Damon Linker, a columnist who abandoned conservatism for the progressive agenda in an article entitled “Why Do So Many Liberals Despise Christianity?” observed, “Contemporary liberals increasingly think and talk like a class of self-satisfied commissars enforcing a comprehensive, uniformly secular vision of the human good. The idea that someone, somewhere might devote her life to an alternative vision of the good — one that clashes in some respects with liberalism’s moral creed — is increasingly intolerable.”

Elsewhere Linker wrote, “Liberals usually pride themselves on defending minority rights against the tyranny of the majority — and above all when the tyranny threatens to become more than metaphorical through the use of the coercive powers of the government. Yet when it comes to the rights of religious traditionalists, many liberals seem indifferent, and more than a few seem overtly hostile.”

Having in many cases substituted feelings, sentiment, and ideology for reason, progressives naturally drift toward using angry rhetoric, ad hominem attacks, and coercion—legal and less than legal—to get their way. That is, they bully and in bullying they show the weakness of their ideas and ideologies.

This week George Will observed, “The fact that censorship is progressivism’s default position regarding so many things is evidence of progressives’ pessimism about the ability of their agenda to advance under a regime of robust discussion. It also indicates the delight progressives derive from bossing people around and imposing a particular sensibility, in the name of diversity, of course.”

Bullies, as my dad told me when they plagued my young life, are insecure and cowardly. They win only when we let them. We defeat bullies when we stand up to them and denying them the pleasure of intimidation. So three cheers for the pastors and for ADF.

Our religious liberty and freedom of speech are too precious to cede because we caved in to bullies, bullies who want nothing more than to impose their worldview and their morality on us all without any resistance.

Jim Tonkowich is past president of the Institute on Religion & Democracy. His new book The Liberty Threat: The Attack on Religious Freedom in America Today is available for Kindle and hard copy from St.
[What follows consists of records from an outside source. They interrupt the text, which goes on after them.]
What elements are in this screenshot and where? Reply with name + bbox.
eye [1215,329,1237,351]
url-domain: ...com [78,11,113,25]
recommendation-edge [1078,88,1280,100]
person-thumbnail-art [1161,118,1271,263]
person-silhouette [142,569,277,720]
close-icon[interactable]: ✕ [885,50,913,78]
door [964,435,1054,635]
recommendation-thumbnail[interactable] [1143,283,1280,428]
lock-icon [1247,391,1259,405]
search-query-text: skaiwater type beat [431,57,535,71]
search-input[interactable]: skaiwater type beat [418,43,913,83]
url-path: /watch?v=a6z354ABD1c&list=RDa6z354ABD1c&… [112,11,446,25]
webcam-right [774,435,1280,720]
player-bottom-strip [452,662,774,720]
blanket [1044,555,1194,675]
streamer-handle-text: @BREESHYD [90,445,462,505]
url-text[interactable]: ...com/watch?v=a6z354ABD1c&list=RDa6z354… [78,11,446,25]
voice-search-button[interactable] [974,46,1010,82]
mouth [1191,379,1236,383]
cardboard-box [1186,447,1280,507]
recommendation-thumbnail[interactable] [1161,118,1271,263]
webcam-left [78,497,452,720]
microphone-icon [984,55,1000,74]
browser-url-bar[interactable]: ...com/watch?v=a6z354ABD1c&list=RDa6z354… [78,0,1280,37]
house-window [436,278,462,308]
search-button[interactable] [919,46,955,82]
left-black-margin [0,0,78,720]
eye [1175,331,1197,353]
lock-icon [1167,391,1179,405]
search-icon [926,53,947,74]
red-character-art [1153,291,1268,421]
Benedict Press.

  1. Comment by Dan on October 21, 2014 at 11:19 am

    Gives new meaning to the term “bully pulpit” doesn’t it!

  2. Comment by Weasel1886 on October 21, 2014 at 2:13 pm

    With various nuances for “bull” in this case.

  3. Comment by up2herewithyall on October 21, 2014 at 4:44 pm

    Feminism has been defined as woman saying “Men are pigs – let’s be like them.” That applies to sexual ethics, but apparently it applies to politics as well. “If I play mean and dirty in politics, I’ll be one of the boys!” Not much of an accomplishment, is it?